Long Read

HI-NOON carves out a new online space for artists and collectors

© Yushi Li

“There is a palpable shift in the art world pushed forward by technology and global accessibility”

The trajectory of an emerging artist’s career was once almost wholly dependent on the outlook of gallerists, art dealers, and auctioneers. The process involved in gaining exposure and selling work was firmly rooted in the physical world ⁠— inclusion in art fairs, gallery shows, and auctions was crucial.
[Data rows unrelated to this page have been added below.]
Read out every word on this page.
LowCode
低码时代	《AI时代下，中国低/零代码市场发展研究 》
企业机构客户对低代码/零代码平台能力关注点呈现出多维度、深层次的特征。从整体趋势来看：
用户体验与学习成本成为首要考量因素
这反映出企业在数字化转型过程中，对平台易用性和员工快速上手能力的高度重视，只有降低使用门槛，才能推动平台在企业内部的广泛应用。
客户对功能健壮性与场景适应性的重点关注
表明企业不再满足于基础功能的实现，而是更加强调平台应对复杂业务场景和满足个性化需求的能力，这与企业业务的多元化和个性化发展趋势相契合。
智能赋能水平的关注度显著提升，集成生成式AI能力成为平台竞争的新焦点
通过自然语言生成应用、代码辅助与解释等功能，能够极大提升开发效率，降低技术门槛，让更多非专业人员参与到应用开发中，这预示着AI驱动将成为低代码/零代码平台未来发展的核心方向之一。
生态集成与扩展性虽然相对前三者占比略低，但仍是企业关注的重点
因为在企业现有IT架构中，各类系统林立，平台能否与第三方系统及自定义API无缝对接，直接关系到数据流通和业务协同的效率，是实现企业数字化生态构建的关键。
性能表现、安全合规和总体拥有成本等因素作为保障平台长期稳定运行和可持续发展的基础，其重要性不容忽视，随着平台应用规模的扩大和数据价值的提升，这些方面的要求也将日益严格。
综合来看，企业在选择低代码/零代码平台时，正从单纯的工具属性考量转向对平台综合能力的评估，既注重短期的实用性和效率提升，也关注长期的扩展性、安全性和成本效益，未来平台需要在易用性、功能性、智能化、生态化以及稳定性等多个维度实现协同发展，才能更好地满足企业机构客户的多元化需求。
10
These individuals and outlets heavily influenced trends and prices, affecting the work being made by both established artists and those seeking representation.

“At the moment we feel that there is a palpable shift in the art world pushed forward by technology and global accessibility,” reflect HI-NOON, an artist-curated platform for limited edition prints. “HI-NOON is part of that shift.” Launched in July 2019 at Les Rencontres d’Arles by Sophy Rickett, Rut Blees Luxemburg and Brenna Horrox, the platform currently features nine artists, selected for their experimentalism and conceptual clarity.

© Alix Marie

In recent years, the online art market has grown steadily: between 2013 and 2015 it increased by around 20 to 25 per cent. But, despite its expanded accessibility, the digital realm remains dominated by many of the institutions who monopolised the pre-digital art world ⁠— specifically the online iterations of major auction houses such as Sotheby’s and Christie’s. Artist-led platforms and those championing emerging practitioners are, however, on the rise, growing in tandem with image-led channels such as Instagram, which allows for the establishment of large audiences (including collectors) outside of the structures of the traditional art market. 
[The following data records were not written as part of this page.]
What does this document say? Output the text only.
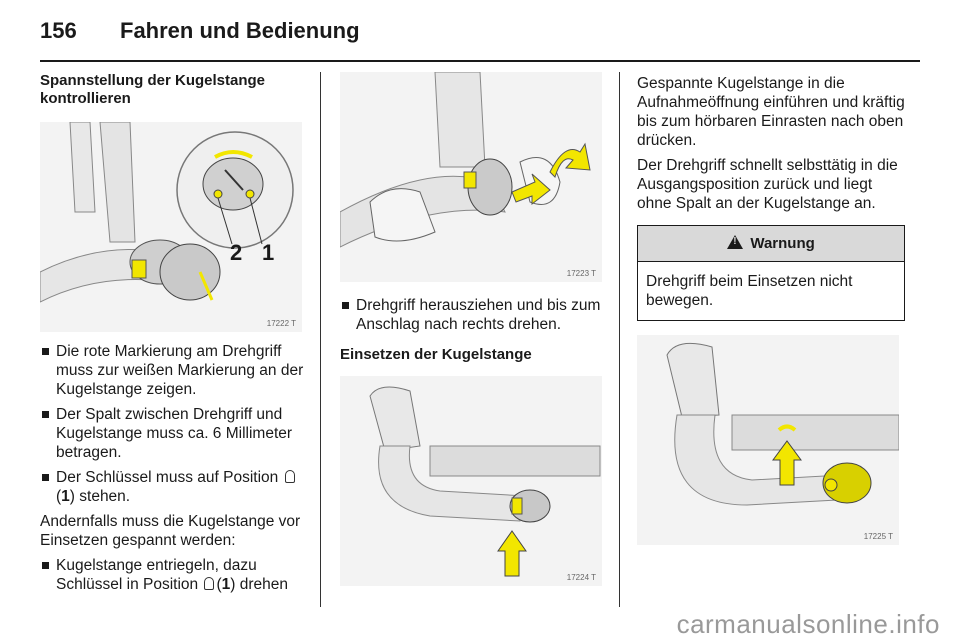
156 Fahren und Bedienung
Spannstellung der Kugelstange
kontrollieren
2 1
17222 T
Die rote Markierung am Drehgriff muss zur weißen Markierung an der Kugelstange zeigen.
Der Spalt zwischen Drehgriff und Kugelstange muss ca. 6 Millimeter betragen.
Der Schlüssel muss auf Position
(1) stehen.
Andernfalls muss die Kugelstange vor Einsetzen gespannt werden:
Kugelstange entriegeln, dazu Schlüssel in Position (1) drehen
17223 T
Drehgriff herausziehen und bis zum Anschlag nach rechts drehen.
Einsetzen der Kugelstange
17224 T
Gespannte Kugelstange in die Aufnahmeöffnung einführen und kräftig bis zum hörbaren Einrasten nach oben drücken.
Der Drehgriff schnellt selbsttätig in die Ausgangsposition zurück und liegt ohne Spalt an der Kugelstange an.
! Warnung
Drehgriff beim Einsetzen nicht bewegen.
17225 T
carmanualsonline.info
“Now is the right time for an artist-led platform that makes art available to a wider field of collectors with ease and enjoyment,” the collective observes. HI-NOON refers to itself as a global, grassroots network, an alternative to the institutional-framework that has given shape to so much of the contemporary art world. “Artists are often best placed to recognise the brilliance of other artists. Therefore, we hope for the future of HI-NOON to be an auspicious weather-vane indicating to our collectors the valuable directions of contemporary artistic production.”

© Rut Blees Luxemburg

“Artists are often best placed to recognise the brilliance of other artists”

© Sophy Rickett

The artists who feature on the platform represent an eclectic mix of photographic styles and explore a range of subject-matter ⁠— approaches that may not necessarily mirror mainstream contemporary trends. HI-NOON’s founders point to the work of Chooc Ly Tan — a French-born Afro, Vietnamese, Cambodian activist, DJ, and artist, whose performances and research take her around the world. 

Tan’s featured work, titled Rêve, Rave et Révolution, stemmed from the artist considering how these three concepts (translated as party, dream, and revolution) intersect etymologically and socio-politically. “Immediately, among the few common denominators that emerged, I could quote ‘transgression,’ ‘optimism,’ ‘collective experience’ and ‘transformation,’” she writes in the short text that accompanies the image.

© Chooc Ly Tan

The resulting photo-montage comprises image and text. Line-drawings, rendered in white, depict creatures battling against existential, gravitational, and cosmic challenges. In the top left-hand corner, a photograph of Tan can be seen clutching a handrail suspended above a scribbled picture of Europa orbiting Jupiter. “At the heart of this composition is a call to action and a tribute to activists, especially those who have had to fight white colonisers and supremacists,” reads the accompanying text. 

“She has such an impressive, on-the-ground knowledge and grasp of the current shifts and pressure points in the global art debate,” explains HI-NOON, whose platform also seeks to widen the pool of collectors investing in contemporary art.

© Eva Stenram

A study by Hiscox found that 23 per cent of millennials 23 per cent of millennials surveyed had never bought an artwork in a physical space.  A statistic such as this illustrates the potential of online platforms to reach a wider audience, and the influence they may have on contemporary taste. “The editions on HI-NOON are affordable to a wider segment of collectors, opening up the holding and appreciation of art to new and diverse audiences,” explain the collective. 

The platform, however, is far from reactionary. Rather than opposing pre-existing structures, it endeavours to explore the opportunities offered by new technologies. “HI-NOON is not about opposing but expanding, broadening, growing, unfurling,” they explain. “[The platform] is a proto-type and catalyst that builds on our experiences and knowledge, using newly available technology to develop and share our take on contemporary photography.” Ultimately then, it presents a more open and collaborative model for selling and collecting work, in which the constraints and limitations imposed by pre-existing structures disappear.